Immunohistochemistry
Immunohistochemistry was performed as previously described with minor modifications [8]. After deparaffinization, rehydration, and antigen retrieval (microwaved in 10 mM citrate buffer, pH 6.0, at 100 °C, 5 min, three times), the sections were incubated sequentially with 0.5% TritonX-100 in PBS for 30 min at room temperature (RT) to membrane permeation, with 10% FBS for 60 min at RT, with primary antibodies: rabbit anti-phospho-LATS1 (Ser909, 1:100, Cell Signaling Technology, MA, USA, #9157), rabbit anti-phospho-PLK1 (Thr210, 1:100, Abcam, Cambridge, UK, #ab155095), mouse anti-MAP2 (1:200, Santa Cruz, TX, USA, #sc-32791) and mouse anti-NeuN (1:100, Abcam, Cambridge, UK, ab104224) one or two overnight, and finally with secondary antibodies: Alexa Flour 488-labeled anti-mouse IgG (1:1000, Invitrogen, MA, USA) and Cy3-labeled anti-rabbit IgG (1:500, Jackson ImmunoResearch, PA, USA) for 1 h at RT. Images were acquired by confocal microscopy: Olympus FV1200 (Olympus, Tokyo, Japan) and LSM710 (Carl Zeiss, Oberkochen, Germany).

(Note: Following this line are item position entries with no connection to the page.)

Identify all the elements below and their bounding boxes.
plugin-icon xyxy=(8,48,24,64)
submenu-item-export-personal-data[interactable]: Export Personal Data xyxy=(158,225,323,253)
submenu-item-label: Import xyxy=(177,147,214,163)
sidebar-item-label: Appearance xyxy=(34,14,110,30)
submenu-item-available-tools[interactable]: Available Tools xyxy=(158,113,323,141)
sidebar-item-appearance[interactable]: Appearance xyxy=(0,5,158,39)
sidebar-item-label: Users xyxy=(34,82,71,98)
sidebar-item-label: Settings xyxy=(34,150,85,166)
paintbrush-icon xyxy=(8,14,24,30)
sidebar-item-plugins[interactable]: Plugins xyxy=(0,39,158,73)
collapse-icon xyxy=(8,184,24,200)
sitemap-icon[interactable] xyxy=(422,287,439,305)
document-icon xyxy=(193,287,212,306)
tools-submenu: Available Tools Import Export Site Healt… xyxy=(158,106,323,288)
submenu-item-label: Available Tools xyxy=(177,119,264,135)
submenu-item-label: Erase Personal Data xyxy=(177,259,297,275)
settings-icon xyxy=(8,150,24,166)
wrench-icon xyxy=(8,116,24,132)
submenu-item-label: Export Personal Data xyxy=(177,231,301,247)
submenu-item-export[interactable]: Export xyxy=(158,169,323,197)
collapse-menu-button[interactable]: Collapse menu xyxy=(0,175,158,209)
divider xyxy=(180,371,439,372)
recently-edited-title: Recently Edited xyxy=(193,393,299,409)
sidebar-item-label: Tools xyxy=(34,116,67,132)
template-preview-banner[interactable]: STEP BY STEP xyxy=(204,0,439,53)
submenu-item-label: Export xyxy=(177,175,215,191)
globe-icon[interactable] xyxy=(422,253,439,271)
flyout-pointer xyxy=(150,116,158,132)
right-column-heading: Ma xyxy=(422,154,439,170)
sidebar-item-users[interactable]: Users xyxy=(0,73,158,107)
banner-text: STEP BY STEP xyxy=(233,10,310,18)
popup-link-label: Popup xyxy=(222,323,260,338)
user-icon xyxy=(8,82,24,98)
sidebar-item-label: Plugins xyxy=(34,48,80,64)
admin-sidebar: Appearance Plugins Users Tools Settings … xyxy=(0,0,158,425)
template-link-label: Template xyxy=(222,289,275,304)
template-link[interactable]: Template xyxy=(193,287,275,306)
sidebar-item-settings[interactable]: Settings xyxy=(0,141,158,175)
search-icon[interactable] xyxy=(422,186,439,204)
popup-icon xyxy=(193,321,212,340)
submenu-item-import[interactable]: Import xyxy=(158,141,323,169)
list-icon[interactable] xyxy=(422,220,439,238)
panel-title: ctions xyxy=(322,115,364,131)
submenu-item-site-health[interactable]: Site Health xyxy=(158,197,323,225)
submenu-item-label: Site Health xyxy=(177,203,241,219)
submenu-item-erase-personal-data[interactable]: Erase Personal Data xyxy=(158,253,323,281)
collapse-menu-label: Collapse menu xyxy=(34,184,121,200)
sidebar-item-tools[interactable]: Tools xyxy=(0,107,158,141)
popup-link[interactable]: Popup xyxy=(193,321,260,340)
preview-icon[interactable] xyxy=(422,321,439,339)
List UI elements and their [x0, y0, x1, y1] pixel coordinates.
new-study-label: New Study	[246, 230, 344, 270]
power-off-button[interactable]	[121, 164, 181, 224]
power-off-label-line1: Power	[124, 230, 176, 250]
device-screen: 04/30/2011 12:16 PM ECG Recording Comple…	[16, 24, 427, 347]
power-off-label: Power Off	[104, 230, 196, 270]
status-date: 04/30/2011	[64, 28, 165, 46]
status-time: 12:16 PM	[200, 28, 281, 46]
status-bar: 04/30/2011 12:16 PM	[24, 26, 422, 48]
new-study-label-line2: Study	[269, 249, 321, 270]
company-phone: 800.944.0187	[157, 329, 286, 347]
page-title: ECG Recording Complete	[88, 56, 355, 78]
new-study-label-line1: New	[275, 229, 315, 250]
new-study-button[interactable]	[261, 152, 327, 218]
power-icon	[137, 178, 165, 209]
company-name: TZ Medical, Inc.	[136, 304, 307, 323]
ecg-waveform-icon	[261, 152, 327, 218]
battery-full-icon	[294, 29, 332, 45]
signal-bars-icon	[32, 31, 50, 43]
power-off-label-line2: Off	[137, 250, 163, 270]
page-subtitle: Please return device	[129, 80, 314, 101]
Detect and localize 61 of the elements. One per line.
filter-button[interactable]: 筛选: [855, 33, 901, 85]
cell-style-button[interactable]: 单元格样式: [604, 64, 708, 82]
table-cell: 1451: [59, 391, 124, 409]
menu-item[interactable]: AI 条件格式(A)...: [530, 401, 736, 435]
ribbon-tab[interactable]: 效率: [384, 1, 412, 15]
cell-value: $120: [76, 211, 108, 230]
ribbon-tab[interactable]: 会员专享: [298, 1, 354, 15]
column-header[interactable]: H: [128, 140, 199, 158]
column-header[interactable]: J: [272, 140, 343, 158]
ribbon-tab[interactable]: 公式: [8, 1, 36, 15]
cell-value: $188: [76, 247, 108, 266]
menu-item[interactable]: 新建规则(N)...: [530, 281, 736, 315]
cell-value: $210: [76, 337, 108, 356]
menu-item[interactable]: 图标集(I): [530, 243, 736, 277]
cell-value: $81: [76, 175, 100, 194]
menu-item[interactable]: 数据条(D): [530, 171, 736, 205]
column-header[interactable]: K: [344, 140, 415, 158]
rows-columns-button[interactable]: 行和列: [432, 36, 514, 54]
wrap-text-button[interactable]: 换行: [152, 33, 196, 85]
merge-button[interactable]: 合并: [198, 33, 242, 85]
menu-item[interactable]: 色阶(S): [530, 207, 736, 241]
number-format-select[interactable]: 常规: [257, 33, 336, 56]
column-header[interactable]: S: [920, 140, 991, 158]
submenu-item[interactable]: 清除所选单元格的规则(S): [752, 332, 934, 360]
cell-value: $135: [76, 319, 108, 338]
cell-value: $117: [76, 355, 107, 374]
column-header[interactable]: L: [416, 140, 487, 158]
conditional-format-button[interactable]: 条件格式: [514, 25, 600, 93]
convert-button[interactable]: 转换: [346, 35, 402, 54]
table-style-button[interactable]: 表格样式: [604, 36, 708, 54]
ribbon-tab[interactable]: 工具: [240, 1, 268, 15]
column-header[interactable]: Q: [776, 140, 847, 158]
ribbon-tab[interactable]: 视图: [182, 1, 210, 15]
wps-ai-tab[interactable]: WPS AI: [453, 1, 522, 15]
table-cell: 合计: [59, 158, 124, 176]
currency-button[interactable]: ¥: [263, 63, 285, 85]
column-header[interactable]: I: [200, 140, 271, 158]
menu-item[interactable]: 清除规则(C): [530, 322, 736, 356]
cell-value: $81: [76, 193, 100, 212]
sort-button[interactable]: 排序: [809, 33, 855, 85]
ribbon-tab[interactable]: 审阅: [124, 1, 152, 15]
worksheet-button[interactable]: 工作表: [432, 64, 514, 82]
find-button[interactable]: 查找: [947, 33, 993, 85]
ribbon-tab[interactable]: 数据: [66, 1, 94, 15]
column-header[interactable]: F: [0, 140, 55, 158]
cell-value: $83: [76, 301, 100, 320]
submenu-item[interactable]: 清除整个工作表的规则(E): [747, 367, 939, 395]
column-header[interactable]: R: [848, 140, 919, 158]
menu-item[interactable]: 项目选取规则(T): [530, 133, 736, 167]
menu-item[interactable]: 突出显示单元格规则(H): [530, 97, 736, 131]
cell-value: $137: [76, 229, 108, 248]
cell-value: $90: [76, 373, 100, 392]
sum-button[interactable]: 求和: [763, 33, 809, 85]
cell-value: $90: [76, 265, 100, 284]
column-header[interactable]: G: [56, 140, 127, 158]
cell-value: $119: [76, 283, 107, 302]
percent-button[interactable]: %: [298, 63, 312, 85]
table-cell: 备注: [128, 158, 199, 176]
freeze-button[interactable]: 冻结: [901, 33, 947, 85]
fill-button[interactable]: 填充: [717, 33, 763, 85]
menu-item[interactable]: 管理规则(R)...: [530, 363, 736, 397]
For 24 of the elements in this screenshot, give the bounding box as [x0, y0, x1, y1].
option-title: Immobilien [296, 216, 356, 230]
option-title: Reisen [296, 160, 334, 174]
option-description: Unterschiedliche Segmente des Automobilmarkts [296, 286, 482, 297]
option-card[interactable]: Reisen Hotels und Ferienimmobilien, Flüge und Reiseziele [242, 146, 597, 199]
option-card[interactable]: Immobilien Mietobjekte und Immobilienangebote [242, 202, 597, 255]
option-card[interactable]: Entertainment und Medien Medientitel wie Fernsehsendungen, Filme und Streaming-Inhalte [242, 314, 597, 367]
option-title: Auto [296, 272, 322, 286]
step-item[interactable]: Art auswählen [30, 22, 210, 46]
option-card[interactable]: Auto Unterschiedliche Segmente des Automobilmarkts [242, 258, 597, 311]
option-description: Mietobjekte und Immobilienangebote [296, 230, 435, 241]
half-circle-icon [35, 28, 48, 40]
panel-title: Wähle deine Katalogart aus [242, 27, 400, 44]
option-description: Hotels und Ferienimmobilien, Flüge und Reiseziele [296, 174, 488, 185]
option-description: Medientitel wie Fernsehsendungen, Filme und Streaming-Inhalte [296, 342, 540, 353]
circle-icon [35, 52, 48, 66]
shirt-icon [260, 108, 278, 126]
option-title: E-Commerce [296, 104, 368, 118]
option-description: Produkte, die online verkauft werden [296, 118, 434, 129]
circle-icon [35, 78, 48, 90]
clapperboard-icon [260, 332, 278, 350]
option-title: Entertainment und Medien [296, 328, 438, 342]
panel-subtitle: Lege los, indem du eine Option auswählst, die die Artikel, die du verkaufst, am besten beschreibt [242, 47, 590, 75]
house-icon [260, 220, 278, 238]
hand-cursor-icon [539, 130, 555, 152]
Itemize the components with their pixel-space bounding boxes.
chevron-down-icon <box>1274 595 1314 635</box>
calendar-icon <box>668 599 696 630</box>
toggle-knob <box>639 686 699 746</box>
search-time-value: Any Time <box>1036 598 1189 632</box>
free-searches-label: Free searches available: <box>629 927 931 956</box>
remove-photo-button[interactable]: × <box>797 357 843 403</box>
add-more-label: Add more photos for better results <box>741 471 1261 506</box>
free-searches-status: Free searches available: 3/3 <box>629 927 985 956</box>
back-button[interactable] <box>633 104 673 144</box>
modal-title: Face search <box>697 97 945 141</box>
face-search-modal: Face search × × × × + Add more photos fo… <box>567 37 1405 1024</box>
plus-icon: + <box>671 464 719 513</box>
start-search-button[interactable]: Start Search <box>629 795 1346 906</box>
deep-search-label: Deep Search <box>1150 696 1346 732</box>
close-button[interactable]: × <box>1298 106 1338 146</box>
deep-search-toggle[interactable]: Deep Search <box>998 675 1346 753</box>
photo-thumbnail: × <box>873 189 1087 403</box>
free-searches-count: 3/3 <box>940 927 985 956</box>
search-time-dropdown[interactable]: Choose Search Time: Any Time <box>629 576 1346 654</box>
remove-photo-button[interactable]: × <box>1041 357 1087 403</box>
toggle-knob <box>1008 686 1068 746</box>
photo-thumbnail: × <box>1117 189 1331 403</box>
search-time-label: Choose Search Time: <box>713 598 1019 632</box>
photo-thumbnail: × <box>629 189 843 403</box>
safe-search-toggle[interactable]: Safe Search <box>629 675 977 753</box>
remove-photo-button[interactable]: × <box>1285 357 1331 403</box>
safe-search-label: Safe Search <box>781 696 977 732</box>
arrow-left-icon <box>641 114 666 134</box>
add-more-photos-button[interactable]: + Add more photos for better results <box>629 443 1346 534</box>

Signal acquisition from immunohistochemistry
Immunohistochemistry images obtained by Olympus FV1200 were next analyzed by Image-J (NIH, MD USA: https://imagej.nih.gov/ij/). Signal intensities (AU/pixel) of YAP, YAPdeltaC, phospho-LATS1 and phospho-PLK1 in each neuron (NeuN-positive or MAP2-positive cell) were quantified by free-hand-surrounding the shape of neuron with Image-J. From human immunohistochemistry images 4 visual fields were randomly selected, and 100 neurons in total were analyzed. Background signals were collected from 8 areas that did not include cells, and the signal intensity of each neuron was subtracted with the mean value of the background signals. The mean value of the signal intensities of 100 neurons after subtraction of the background signals was used as the representative value for a patient or a control, and statistical analysis was performed between 3 patients and 3 controls.
Electron microscopy
Electron microscopic observation was performed basically following the method described previously [8]. After deparaffinization and rehydration, tissues were washed with PBS three time, fixed in 2.5% glutaraldehyde/0.1 M phosphate buffer (PB) (pH7.4), and treated with 1% OsO4/0.1 M PB for 2 h. Fixed tissues were dehydrated through a graded ethanol series and embedded in epoxyresin. Ultrathin sections were stained with uranyl acetate and lead citrate. Data acquisition was performed with a transmission electron microscope (H-9000, H7600 or H-7100, Hitachi, Tokyo, Japan).
Regarding human brain samples, frontal cortex were fixed in 2.5% glutaraldehyde/0.1 M cacodylate buffer for 2 h and treated with 1% OsO4/0.1 M cacodylate buffer between 90 min and 2 h, within 5 h after death.
Statistical analysis
Statistical analyses were performed with Student’s t-test.